Originally, Baumgartner reported to Houston, Texas in January 1943 to be in the Women Airforce Service Pilots Class of 43-W-3, but she became ill with the measles and thus graduated on July 3, 1943, with the fifth WASP class (43-W-5). After completing the training, Baumgartner was assigned to Camp Davis in North Carolina as a tow target pilot. Camp Davis was an artillery training base, and the WASPs flew as visual and radar tracking targets. Baumgartner flew the Douglas A-24, Curtiss A-25, Lockheed B-34, Cessna UC-78 and Stinson L-5 while at Camp Davis.

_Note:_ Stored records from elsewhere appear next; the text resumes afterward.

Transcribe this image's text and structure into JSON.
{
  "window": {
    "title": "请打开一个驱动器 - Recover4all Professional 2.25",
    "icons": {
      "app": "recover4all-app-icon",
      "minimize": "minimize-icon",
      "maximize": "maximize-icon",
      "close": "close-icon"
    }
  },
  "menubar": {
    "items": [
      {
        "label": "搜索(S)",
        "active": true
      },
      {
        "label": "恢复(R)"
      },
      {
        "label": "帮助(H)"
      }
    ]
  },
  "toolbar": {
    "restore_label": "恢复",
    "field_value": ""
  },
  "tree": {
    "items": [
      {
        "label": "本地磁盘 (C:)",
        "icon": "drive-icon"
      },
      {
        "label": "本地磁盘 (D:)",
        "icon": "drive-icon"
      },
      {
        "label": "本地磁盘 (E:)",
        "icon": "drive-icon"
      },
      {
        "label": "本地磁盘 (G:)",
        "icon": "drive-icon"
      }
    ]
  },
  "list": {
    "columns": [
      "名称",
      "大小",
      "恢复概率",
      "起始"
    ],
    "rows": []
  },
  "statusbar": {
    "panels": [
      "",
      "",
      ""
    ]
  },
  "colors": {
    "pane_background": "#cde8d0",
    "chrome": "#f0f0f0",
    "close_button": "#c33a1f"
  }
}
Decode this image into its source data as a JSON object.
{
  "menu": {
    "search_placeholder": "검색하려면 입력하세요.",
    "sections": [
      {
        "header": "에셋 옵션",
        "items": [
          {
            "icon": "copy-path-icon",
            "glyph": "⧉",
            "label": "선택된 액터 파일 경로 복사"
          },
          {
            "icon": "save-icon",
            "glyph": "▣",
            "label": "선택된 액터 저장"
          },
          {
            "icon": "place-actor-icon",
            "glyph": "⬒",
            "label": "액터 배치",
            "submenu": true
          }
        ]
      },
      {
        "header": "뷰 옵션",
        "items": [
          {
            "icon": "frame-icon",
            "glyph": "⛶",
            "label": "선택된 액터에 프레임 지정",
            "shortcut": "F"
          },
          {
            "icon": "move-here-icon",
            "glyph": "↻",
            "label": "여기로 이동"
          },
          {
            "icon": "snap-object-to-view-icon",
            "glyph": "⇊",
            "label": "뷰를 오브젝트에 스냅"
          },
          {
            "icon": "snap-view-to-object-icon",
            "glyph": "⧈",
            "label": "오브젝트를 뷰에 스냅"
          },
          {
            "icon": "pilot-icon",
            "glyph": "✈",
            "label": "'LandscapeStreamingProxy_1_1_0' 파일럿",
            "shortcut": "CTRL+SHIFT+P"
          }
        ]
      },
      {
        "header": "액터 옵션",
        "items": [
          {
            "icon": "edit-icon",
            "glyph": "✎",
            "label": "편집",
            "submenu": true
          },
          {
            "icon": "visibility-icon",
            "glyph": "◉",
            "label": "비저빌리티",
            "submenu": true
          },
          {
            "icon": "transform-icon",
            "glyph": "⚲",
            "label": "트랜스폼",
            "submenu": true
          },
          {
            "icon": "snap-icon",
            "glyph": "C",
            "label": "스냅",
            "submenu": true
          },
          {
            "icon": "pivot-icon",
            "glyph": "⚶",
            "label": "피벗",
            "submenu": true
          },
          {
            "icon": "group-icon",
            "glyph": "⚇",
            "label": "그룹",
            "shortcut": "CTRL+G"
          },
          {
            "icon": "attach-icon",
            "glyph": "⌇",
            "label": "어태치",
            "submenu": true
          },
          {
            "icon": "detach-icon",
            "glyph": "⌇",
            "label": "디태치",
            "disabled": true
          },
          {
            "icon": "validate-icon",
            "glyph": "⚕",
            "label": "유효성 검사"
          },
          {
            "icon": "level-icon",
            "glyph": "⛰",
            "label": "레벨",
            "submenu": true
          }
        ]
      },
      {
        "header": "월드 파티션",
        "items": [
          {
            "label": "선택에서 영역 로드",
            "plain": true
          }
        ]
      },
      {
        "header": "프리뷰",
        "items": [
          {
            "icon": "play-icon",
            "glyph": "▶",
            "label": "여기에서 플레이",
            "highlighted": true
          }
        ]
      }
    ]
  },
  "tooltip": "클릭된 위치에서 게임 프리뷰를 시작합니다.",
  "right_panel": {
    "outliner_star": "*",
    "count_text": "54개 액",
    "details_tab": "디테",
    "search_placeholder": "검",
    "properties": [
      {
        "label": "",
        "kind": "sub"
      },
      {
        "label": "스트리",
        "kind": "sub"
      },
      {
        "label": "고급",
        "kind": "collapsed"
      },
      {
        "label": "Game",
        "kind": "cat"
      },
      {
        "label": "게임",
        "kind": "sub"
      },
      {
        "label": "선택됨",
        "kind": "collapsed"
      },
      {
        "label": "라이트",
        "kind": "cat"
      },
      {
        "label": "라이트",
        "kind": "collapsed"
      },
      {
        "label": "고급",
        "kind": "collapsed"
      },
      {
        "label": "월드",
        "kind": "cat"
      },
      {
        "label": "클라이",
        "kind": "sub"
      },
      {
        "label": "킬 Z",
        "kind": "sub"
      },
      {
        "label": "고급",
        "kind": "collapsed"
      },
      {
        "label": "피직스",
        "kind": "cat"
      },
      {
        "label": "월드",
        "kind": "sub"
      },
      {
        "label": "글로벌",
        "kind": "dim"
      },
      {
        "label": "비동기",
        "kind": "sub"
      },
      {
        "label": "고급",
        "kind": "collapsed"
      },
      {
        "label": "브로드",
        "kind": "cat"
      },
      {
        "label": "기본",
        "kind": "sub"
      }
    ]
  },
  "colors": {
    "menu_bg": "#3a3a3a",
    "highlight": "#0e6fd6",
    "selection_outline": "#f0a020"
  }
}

In February 1944, Baumgartner transferred to Wright Field near Dayton, Ohio for a temporary assignment to test aeromedical equipment being designed for the WASP program. While in Ohio, Baumgartner applied for an assignment in the Flight Test Division at Wright Field as an assistant operations officer. In March 1944 she was transferred to Wright Field as an assistant operations officer in the fighter test section.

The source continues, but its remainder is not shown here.